A brain wired for fear
20000 years ago we were nomads trying to survive. We weren’t as strong as our predators, so we had to be smarter. This wired our brains to always look for things that weren’t right, that might hurt us. And that’s why we focus more on what’s missing, rather than what’s already there.
A professor tested this by asking his students to write an essay about a piece of paper with a black dot on it. Every single one of them wrote their essays about the dot on the page. Some described its size, shape, or where it was on the page.
But you know what nobody wrote about? The white space on the paper. The dot was tiny and yet no one wrote about the vast amounts of white space. And that’s how we experience life.
We notice the granularity of things that aren’t right, but when we look at the abundance we see it in generalities.
So, if I asked someone, “What parts of your body are you unhappy about?” They would say something like, “I wish my hair was straighter.” But if I asked the same person, “What are you grateful for?” They’d probably say, “I’m grateful for my health.”
Notice how the negative thing is very specific? But the gratitude answer was very broad. Which is easier to focus on?
And that’s because of how our brain is wired.

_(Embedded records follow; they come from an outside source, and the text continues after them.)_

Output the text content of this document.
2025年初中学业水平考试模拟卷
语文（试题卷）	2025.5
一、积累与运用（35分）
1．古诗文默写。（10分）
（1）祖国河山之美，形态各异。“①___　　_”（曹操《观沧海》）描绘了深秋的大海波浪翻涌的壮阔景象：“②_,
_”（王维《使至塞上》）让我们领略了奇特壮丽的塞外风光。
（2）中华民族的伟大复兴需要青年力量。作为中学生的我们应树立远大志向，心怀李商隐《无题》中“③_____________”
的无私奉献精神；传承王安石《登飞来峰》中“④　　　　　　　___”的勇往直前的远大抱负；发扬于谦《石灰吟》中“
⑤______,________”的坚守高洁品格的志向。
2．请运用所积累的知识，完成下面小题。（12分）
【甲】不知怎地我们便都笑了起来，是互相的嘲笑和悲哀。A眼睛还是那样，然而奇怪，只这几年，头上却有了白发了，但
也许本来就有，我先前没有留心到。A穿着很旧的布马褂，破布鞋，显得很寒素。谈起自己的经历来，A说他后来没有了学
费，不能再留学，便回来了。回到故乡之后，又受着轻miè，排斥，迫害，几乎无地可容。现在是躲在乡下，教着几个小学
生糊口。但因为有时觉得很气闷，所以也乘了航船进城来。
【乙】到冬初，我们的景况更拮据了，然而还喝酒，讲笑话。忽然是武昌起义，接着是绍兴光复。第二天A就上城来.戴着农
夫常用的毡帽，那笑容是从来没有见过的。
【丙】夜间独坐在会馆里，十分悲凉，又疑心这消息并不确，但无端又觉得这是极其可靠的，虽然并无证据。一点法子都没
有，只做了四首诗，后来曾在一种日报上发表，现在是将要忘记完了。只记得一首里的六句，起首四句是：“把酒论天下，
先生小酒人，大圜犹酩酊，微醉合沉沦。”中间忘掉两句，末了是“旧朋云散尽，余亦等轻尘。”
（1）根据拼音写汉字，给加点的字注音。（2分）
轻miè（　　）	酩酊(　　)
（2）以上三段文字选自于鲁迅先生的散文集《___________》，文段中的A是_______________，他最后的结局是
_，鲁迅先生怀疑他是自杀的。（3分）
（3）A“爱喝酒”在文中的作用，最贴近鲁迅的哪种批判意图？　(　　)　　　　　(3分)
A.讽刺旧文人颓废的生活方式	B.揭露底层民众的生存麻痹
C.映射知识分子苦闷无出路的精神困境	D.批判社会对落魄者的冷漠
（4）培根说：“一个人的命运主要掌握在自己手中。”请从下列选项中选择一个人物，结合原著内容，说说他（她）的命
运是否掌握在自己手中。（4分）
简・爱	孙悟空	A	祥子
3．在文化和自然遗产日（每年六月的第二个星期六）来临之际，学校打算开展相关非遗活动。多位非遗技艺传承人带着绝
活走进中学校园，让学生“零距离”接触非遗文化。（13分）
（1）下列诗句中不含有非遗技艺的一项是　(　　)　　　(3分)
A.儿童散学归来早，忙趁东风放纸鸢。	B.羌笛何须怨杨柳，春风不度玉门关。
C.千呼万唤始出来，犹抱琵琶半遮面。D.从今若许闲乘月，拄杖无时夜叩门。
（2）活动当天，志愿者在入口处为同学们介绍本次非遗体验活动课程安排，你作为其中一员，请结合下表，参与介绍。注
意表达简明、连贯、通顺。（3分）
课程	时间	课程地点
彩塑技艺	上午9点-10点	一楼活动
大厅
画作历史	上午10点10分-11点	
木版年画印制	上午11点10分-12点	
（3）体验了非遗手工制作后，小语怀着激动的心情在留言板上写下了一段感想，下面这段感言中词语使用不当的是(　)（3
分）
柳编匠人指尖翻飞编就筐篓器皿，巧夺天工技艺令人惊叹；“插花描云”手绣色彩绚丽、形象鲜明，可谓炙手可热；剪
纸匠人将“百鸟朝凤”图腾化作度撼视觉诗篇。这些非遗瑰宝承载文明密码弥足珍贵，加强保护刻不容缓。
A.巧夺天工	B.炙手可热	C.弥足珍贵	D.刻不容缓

Practicing gratitude helps with these roots of unhappiness. That’s where the gratitude journal comes in. Grab a pen, find a piece of paper, or a brand new journal and answer this question:
What are three to five things that you’re grateful for right now?
This exercise will help you check in each day and focus on the good in your life right now, it also strengthens and rewires your brain to focus on the good that’s there rather than what’s missing.
And as you practice this, try to notice how it shifts your perspective of the world.